Recommendation 2: ERH should consider implementing a mechanism by which anaesthetic or other critical care trained specialists such as ICU or ED staff are available to provide advice to a junior doctor who attends MET calls overnight.
COMMENTS Pursuant to section 67(3) of the Act, I make the following comments connected with the death.
- It is concerning that it could not be identified why or when the arterial line was removed. It would be prudent for ERH to further investigate why the arterial line was removed. If an explanation is discovered, ERH should consider any opportunities for improvement arising as a result.
I convey my condolences to Mr Bruce’s family for their loss.
Pursuant to section 73(1A) of the Act, I order that this finding be published on the Coroners Court of Victoria website in accordance with the rules.

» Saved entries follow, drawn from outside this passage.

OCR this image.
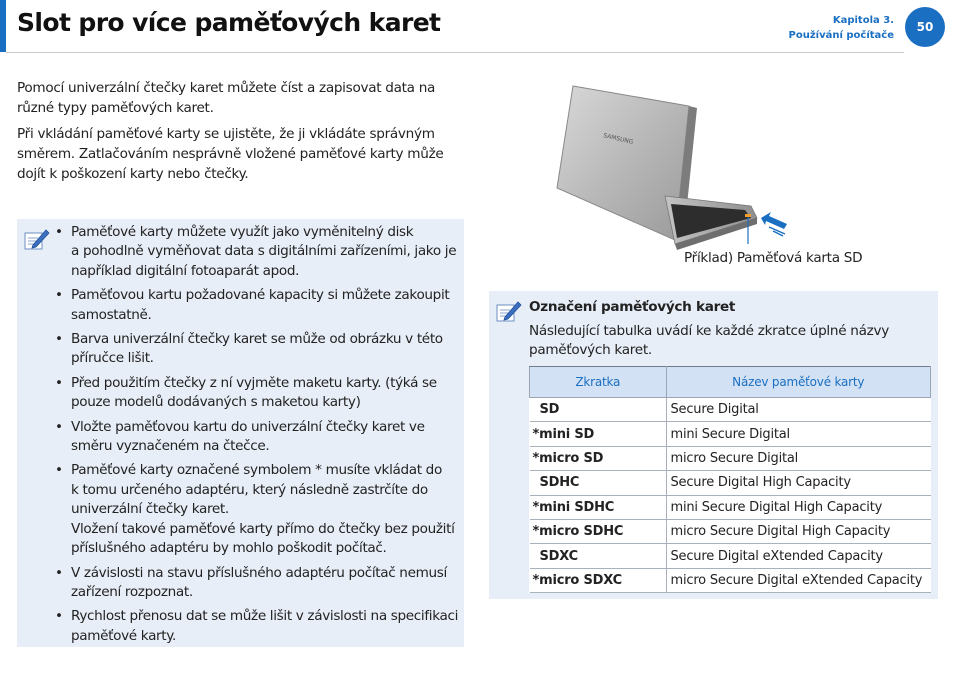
Slot pro více paměťových karet	Kapitola 3.
Používání počítače
50

Pomocí univerzální čtečky karet můžete číst a zapisovat data na různé typy paměťových karet.

Při vkládání paměťové karty se ujistěte, že ji vkládáte správným směrem. Zatlačováním nesprávně vložené paměťové karty může dojít k poškození karty nebo čtečky.

• Paměťové karty můžete využít jako vyměnitelný disk
a pohodlně vyměňovat data s digitálními zařízeními, jako je například digitální fotoaparát apod.
• Paměťovou kartu požadované kapacity si můžete zakoupit samostatně.
• Barva univerzální čtečky karet se může od obrázku v této příručce lišit.
• Před použitím čtečky z ní vyjměte maketu karty. (týká se pouze modelů dodávaných s maketou karty)
• Vložte paměťovou kartu do univerzální čtečky karet ve směru vyznačeném na čtečce.
• Paměťové karty označené symbolem * musíte vkládat do
k tomu určeného adaptéru, který následně zastrčíte do univerzální čtečky karet.
Vložení takové paměťové karty přímo do čtečky bez použití příslušného adaptéru by mohlo poškodit počítač.
• V závislosti na stavu příslušného adaptéru počítač nemusí zařízení rozpoznat.
• Rychlost přenosu dat se může lišit v závislosti na specifikaci paměťové karty.
SAMSUNG
Příklad) Paměťová karta SD
Označení paměťových karet

Následující tabulka uvádí ke každé zkratce úplné názvy paměťových karet.

Zkratka	Název paměťové karty
SD	Secure Digital
*mini SD	mini Secure Digital
*micro SD	micro Secure Digital
SDHC	Secure Digital High Capacity
*mini SDHC	mini Secure Digital High Capacity
*micro SDHC	micro Secure Digital High Capacity
SDXC	Secure Digital eXtended Capacity
*micro SDXC	micro Secure Digital eXtended Capacity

I direct that a copy of this finding be provided to the following: Jennifer Bruce, Senior Next of Kin Bendigo Health (C/- Lander & Rogers) Echuca Regional Health (C/- Moray & Agnew Lawyers) Australian Health Practitioner Regulation Agency First Constable Thomas Gillahan, Victoria Police, Notifying Member Signature: ___________________________________ Coroner Catherine Fitzgerald Date : 15 October 2025 NOTE: Under section 83 of the Coroners Act 2008 (the Act), a person with sufficient interest in an investigation may appeal to the Trial Division of the Supreme Court against the findings of a coroner in respect of a death after an investigation. An appeal must be made within 6 months after the day on which the determination is made, unless the Supreme Court grants leave to appeal out of time under section 86 of the Act.